For Representative Owners:

  1. The Early Implementation Costs shall include, but not be limited to, the following incurred by a Representative Owner in respect of the Interim Period, which will be fully reimbursable to the applicable Representative Owner on a dollar-for-dollar basis (for certainty, except as otherwise expressly provided in this Agreement):
    • Large Pack Exclusivity – As compensation for loss of existing large-pack exclusivity under the MFA, an amount determined as (a) the difference between the Representative Owner’s retail sales per HL at LCBO and LCBO Combination Stores multiplied by (b) the Representative Owner’s volume that migrates from TBS to Retail (determined by subtracting the Representative Owner’s volume in HL sold through TBS retail during the Interim Period from the Representative Owner’s volume sold through TBS retail in the 17 months immediately preceding the Interim Period).
    • ISB – Incremental cost incurred by the Representative Owner to purchase containers of ISB to replace ISBs lost due to decline in return rates in respect of the Interim Period, measured against historical average costs of ISB containers to the Representative Owner from 2021 to 2023 (as reasonably adjusted for inflation) pro rated over the Interim Period.
    • Employment Costs – All employment cost (including, but not limited to, salaries, wages, standard employment benefits, group benefits, medical reimbursement programs, vacation pay, employer side CPP and EI contributions, training costs, vehicle leases and insurance, gas and computer software) incurred by the Representative Owner in respect of the period ending on the expiration of the Interim Period relating to hires made in respect of expanded marketing and sales activities and the cost of external recruiters payable by the Representative Owner in respect of such hires.

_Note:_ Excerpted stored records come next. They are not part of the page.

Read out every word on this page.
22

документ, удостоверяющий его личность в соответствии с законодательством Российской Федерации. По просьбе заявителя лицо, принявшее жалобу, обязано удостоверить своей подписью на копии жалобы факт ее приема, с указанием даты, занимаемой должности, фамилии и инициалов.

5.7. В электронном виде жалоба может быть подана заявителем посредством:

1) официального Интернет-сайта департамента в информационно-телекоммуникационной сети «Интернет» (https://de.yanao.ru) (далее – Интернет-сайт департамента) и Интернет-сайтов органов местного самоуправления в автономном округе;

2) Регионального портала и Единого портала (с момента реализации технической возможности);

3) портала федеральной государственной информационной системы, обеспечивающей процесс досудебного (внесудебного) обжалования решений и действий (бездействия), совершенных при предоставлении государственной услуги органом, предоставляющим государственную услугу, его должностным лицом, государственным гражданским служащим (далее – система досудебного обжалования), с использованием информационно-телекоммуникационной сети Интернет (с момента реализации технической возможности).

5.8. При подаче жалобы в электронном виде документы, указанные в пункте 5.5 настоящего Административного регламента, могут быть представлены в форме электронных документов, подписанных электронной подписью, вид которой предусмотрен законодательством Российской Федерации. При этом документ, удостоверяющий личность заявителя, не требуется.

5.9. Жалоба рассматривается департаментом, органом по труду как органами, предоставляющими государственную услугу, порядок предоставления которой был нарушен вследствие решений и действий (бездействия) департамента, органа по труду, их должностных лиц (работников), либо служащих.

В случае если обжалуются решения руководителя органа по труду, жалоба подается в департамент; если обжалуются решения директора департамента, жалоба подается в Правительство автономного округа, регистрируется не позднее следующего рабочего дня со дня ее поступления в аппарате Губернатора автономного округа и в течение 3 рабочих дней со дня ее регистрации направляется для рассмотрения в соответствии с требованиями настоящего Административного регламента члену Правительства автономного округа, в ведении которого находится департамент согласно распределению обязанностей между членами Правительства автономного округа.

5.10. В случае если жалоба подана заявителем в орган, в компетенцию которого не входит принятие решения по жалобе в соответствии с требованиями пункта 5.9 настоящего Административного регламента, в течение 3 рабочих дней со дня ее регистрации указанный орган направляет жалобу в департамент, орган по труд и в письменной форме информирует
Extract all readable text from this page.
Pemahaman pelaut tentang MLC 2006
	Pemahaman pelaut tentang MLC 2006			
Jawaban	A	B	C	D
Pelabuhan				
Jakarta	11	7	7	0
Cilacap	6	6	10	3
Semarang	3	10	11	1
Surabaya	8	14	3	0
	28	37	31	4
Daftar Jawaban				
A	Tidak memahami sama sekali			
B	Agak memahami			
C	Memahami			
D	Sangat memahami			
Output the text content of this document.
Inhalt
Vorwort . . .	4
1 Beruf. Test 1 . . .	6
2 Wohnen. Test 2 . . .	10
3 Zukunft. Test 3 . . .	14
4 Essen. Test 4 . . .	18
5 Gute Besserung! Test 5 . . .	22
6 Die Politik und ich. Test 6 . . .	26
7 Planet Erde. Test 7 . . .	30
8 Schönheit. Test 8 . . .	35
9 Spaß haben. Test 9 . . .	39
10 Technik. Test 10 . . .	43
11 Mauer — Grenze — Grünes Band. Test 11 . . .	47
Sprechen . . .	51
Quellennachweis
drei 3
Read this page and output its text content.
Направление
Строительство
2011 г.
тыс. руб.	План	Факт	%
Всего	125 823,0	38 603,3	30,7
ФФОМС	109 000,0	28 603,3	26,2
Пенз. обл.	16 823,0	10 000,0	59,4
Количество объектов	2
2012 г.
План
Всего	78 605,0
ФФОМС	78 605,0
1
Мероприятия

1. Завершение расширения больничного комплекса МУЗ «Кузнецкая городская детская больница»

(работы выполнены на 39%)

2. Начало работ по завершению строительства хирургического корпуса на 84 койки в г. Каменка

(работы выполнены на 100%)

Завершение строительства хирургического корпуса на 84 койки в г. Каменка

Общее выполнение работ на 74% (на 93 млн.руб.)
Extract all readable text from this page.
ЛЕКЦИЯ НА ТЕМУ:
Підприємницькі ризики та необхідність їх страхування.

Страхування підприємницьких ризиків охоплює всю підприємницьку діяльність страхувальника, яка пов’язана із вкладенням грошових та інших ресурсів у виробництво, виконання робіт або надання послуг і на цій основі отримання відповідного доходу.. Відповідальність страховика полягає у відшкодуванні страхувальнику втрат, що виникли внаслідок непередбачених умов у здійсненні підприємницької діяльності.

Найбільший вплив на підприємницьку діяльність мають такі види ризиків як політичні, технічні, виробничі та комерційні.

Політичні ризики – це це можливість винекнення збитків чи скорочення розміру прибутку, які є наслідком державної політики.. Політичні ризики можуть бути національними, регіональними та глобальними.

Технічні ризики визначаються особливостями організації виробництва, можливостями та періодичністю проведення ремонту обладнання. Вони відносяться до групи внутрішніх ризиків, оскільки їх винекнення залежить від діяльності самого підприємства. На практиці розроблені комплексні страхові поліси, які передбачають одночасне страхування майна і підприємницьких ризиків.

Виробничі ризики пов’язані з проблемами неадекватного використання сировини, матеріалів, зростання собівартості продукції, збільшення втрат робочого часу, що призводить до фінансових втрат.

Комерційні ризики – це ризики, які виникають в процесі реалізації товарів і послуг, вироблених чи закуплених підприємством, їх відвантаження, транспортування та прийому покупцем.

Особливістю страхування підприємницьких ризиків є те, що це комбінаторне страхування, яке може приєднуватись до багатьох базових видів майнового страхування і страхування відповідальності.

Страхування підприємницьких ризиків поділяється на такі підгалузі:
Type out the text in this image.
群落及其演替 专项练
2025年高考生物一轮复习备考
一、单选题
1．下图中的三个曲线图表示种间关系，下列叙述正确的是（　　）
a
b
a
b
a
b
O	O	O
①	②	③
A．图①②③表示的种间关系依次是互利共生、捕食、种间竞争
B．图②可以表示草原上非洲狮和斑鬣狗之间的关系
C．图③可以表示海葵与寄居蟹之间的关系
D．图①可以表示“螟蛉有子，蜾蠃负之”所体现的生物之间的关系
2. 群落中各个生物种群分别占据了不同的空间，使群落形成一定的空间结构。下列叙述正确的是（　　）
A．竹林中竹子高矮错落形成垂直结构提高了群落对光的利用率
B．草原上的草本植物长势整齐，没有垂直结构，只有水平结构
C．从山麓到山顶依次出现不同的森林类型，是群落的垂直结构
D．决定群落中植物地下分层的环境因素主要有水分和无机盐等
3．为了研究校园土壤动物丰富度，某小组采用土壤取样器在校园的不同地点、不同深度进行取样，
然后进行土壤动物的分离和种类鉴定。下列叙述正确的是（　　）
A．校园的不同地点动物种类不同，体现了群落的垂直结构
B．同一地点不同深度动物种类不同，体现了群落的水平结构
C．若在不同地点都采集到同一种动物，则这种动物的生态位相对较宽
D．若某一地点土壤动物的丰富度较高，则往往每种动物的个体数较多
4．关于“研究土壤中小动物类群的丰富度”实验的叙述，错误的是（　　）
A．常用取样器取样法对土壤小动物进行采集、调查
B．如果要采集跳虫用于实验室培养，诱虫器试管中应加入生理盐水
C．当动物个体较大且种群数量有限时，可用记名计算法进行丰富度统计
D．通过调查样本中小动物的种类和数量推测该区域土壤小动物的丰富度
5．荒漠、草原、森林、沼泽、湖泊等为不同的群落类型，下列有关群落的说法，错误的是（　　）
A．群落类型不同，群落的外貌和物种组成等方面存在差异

Employment costs shall also include the cost of any related office expansions to accommodate the expanded workforce.
    • Sales Materials – Incremental cost of sales materials incurred by the Representative Owner for expanded sales and marketing activities during the Interim Period.
    • Distribution Costs – Increase in distribution fees paid to TBS on a per hectolitre basis, resulting from the higher complexity and lower productivity of TBS’ distribution operation.
  2. The Early Implementation Costs shall also include, but not be limited to, the following costs incurred by a Representative Owner in respect of the period ending on the expiration of the Interim Period, which will be reimbursable to the Representative Owner in an amount equal to the amortized value of such costs over the Interim Period and Term, pro rated to the Interim Period and the time-value-of-money of such costs, calculated using a discount rate per annum equal to the Prime Rate over the period from the date such cost is incurred to January 1, 2026:
    • Implementation of Warehouse Management Systems – Implementation of new or improved warehouse management systems.
    • Distribution Related Materials – Costs to purchase additional materials, including, but not limited to, pallets and bins, necessary to support distribution to an expanded number of locations.
  3. The Early Implementation Costs shall also include, but not be limited to, the following, which will be reimbursable to the Representative Owner on an amortized basis over the lesser of 6.5 years (after deducting any reasonable residual realizable value of the underlying capital asset at the end of such 6.5-year period) and the reasonable expected lifetime of the underlying capital asset and the time-value-of-money of such costs calculated using a discount rate per annum equal to the Prime Rate over the period from the date such cost is incurred to January 1, 2026:
    • Computer Hardware – Costs of computer hardware and other information technology costs (other than computer software) incurred by the Representative Owner for incremental sales and marketing personnel, amortized over 3 years.

Excluded Categories of Costs:

The following categories of costs and expenses shall be excluded from Added Costs:

  1. Legal fees and disbursements.
  2. Consulting fees and disbursements associated with the negotiation of this Agreement and prior discussions among the Province, TBS and the Representative Owners.